Mechanism of inhibition of mouse S lo3 ( K Ca 5.1) potassium channels by quinine, quinidine and barium

Background and Purpose The Slo 3 (K Ca 5.1) channel is a major component of mammalian KSper (sperm potassium conductance) channels and inhibition of these channels by quinine and barium alters sperm motility. The aim of this investigation was to determine the mechanism by which these drugs inhibit Slo 3 channels. Experimental Approach Mouse (m) Slo3 (K Ca 5.1) channels or mutant forms were expressed in Xenopus oocytes and currents recorded with 2‐electrode voltage‐clamp. Gain‐of‐function mSlo 3 mutations were used to explore the state‐dependence of the inhibition.
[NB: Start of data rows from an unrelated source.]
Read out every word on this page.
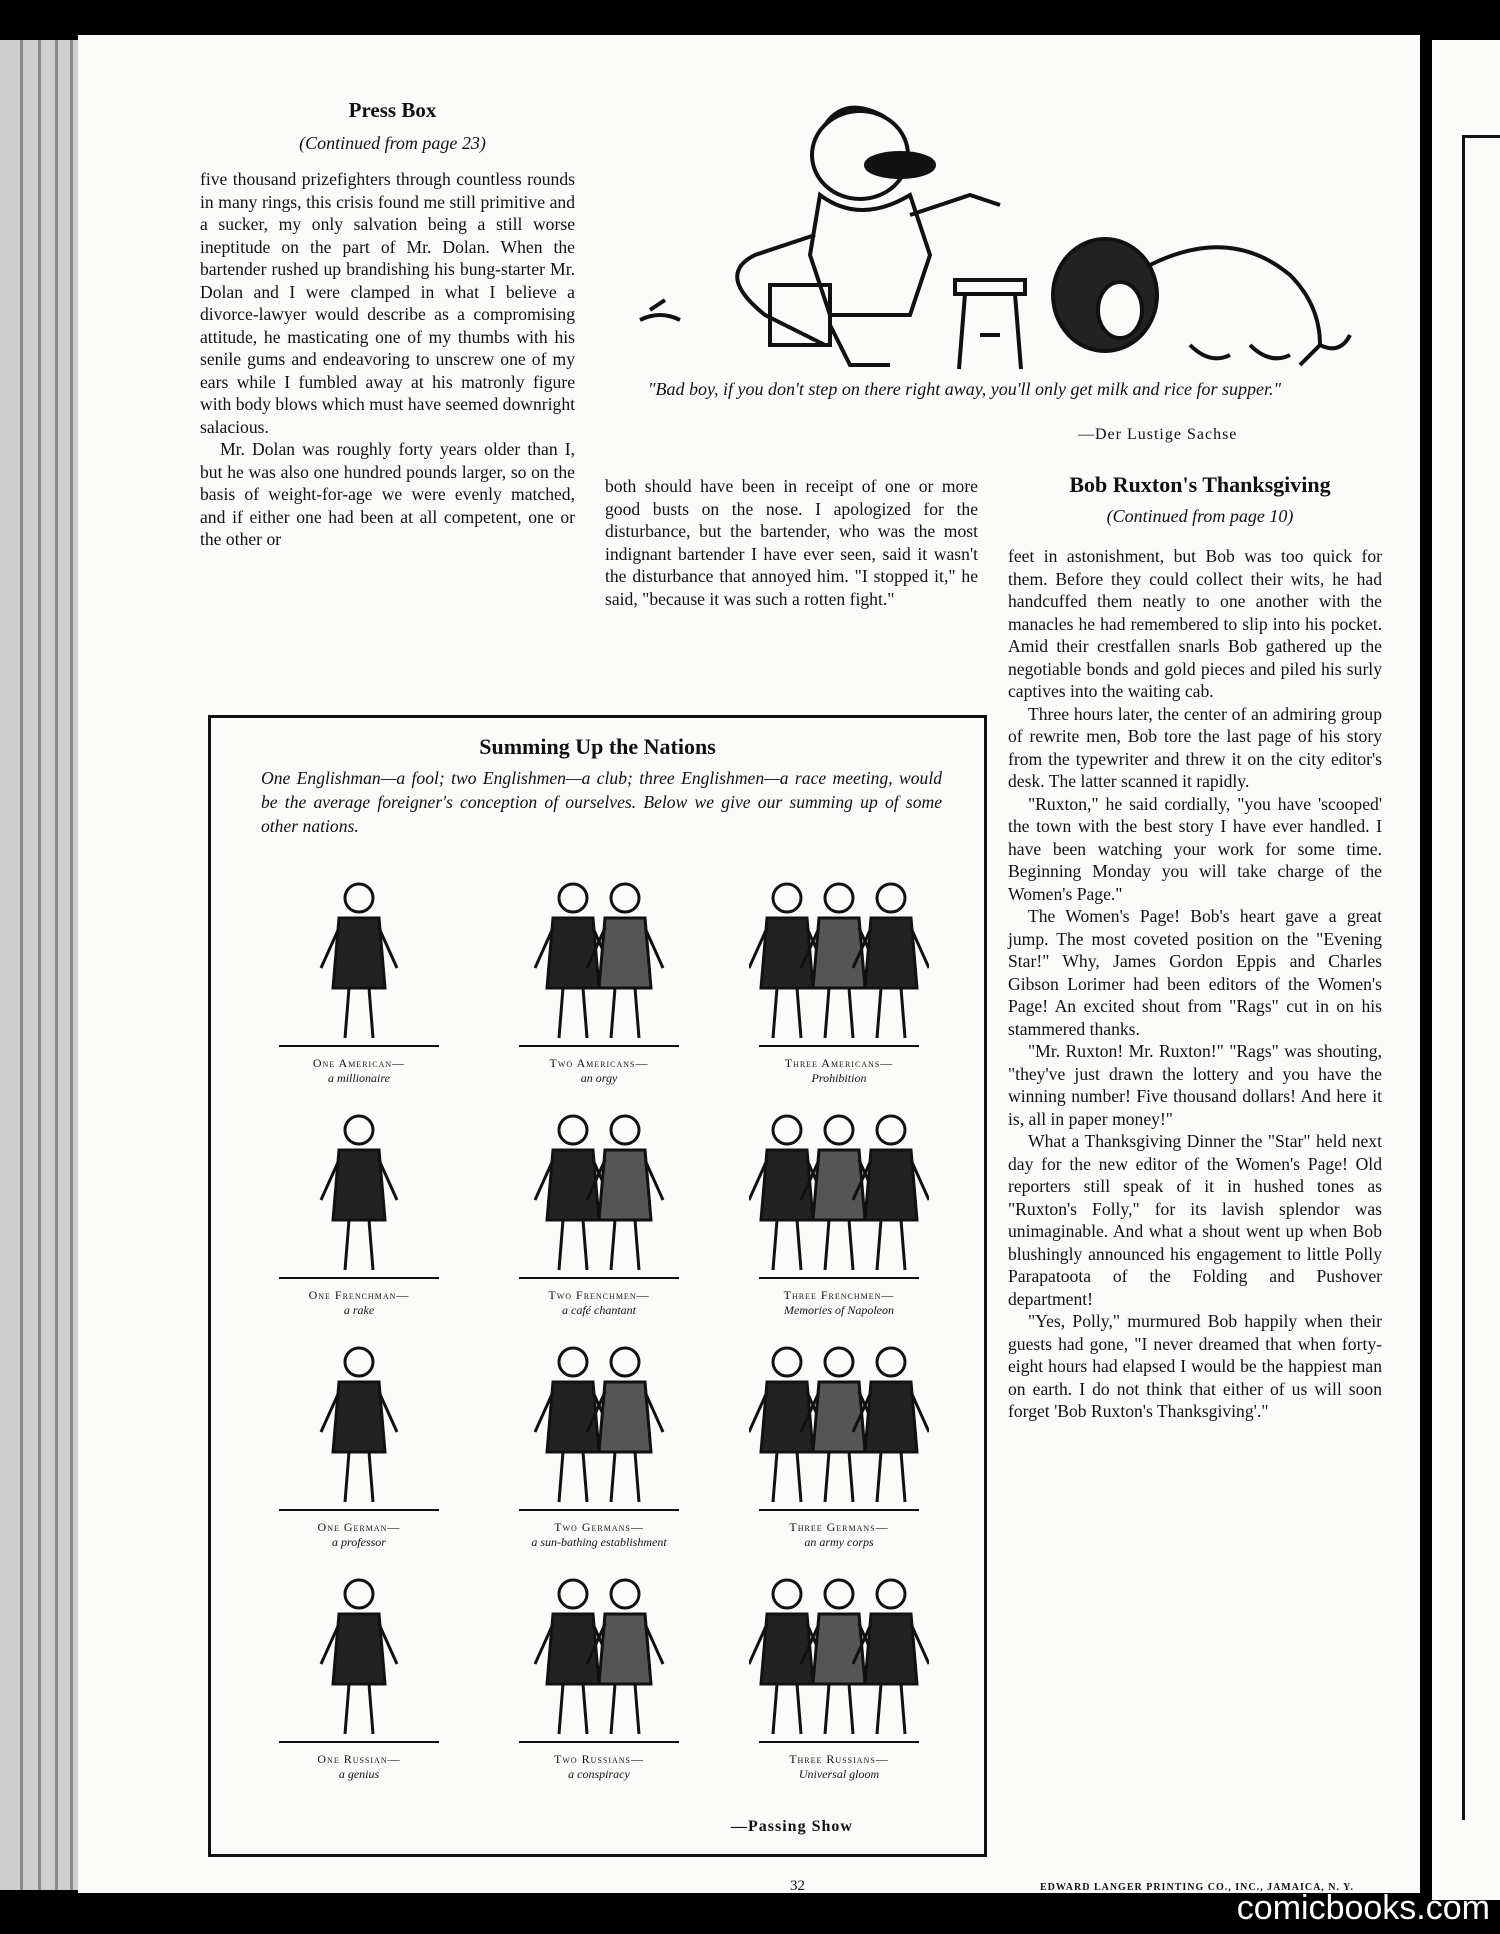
Press Box
(Continued from page 23)

five thousand prizefighters through countless rounds in many rings, this crisis found me still primitive and a sucker, my only salvation being a still worse ineptitude on the part of Mr. Dolan. When the bartender rushed up brandishing his bung-starter Mr. Dolan and I were clamped in what I believe a divorce-lawyer would describe as a compromising attitude, he masticating one of my thumbs with his senile gums and endeavoring to unscrew one of my ears while I fumbled away at his matronly figure with body blows which must have seemed downright salacious.

Mr. Dolan was roughly forty years older than I, but he was also one hundred pounds larger, so on the basis of weight-for-age we were evenly matched, and if either one had been at all competent, one or the other or

both should have been in receipt of one or more good busts on the nose. I apologized for the disturbance, but the bartender, who was the most indignant bartender I have ever seen, said it wasn't the disturbance that annoyed him. "I stopped it," he said, "because it was such a rotten fight."

"Bad boy, if you don't step on there right away, you'll only get milk and rice for supper."
—Der Lustige Sachse
Bob Ruxton's Thanksgiving
(Continued from page 10)

feet in astonishment, but Bob was too quick for them. Before they could collect their wits, he had handcuffed them neatly to one another with the manacles he had remembered to slip into his pocket. Amid their crestfallen snarls Bob gathered up the negotiable bonds and gold pieces and piled his surly captives into the waiting cab.

Three hours later, the center of an admiring group of rewrite men, Bob tore the last page of his story from the typewriter and threw it on the city editor's desk. The latter scanned it rapidly.

"Ruxton," he said cordially, "you have 'scooped' the town with the best story I have ever handled. I have been watching your work for some time. Beginning Monday you will take charge of the Women's Page."

The Women's Page! Bob's heart gave a great jump. The most coveted position on the "Evening Star!" Why, James Gordon Eppis and Charles Gibson Lorimer had been editors of the Women's Page! An excited shout from "Rags" cut in on his stammered thanks.

"Mr. Ruxton! Mr. Ruxton!" "Rags" was shouting, "they've just drawn the lottery and you have the winning number! Five thousand dollars! And here it is, all in paper money!"

What a Thanksgiving Dinner the "Star" held next day for the new editor of the Women's Page! Old reporters still speak of it in hushed tones as "Ruxton's Folly," for its lavish splendor was unimaginable. And what a shout went up when Bob blushingly announced his engagement to little Polly Parapatoota of the Folding and Pushover department!

"Yes, Polly," murmured Bob happily when their guests had gone, "I never dreamed that when forty-eight hours had elapsed I would be the happiest man on earth. I do not think that either of us will soon forget 'Bob Ruxton's Thanksgiving'."

Summing Up the Nations
One Englishman—a fool; two Englishmen—a club; three Englishmen—a race meeting, would be the average foreigner's conception of ourselves. Below we give our summing up of some other nations.
One American—
a millionaire
Two Americans—
an orgy
Three Americans—
Prohibition
One Frenchman—
a rake
Two Frenchmen—
a café chantant
Three Frenchmen—
Memories of Napoleon
One German—
a professor
Two Germans—
a sun-bathing establishment
Three Germans—
an army corps
One Russian—
a genius
Two Russians—
a conspiracy
Three Russians—
Universal gloom
—Passing Show
32	EDWARD LANGER PRINTING CO., INC., JAMAICA, N. Y.
comicbooks.com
The interaction between quinidine and mSlo 3 channels was modelled by in silico docking. Key Results Several drugs known to block KSper also affected m Slo 3 channels with similar levels of inhibition. The inhibition induced by extracellular barium was prevented by increasing the extracellular potassium concentration. R196Q and F304Y mutations in the mSlo 3 voltage sensor and pore, respectively, both increased channel activity. The F304Y mutation did not alter the effects of barium, but increased the potency of inhibition by both quinine and quinidine approximately 10‐fold; this effect was not observed with the R196Q mutation. Conclusions and Implications Block of mSlo 3 channels by quinine, quinidine and barium is not state‐dependent. Barium inhibits mSlo 3 outside the cell by interacting with the selectivity filter, whereas quinine and quinidine act from the inside, by binding in a hydrophobic pocket formed by the S 6 segment of each subunit. Furthermore, we propose that the Slo 3 channel activation gate lies deep within the pore between F 304 in the S6 segment and the selectivity filter.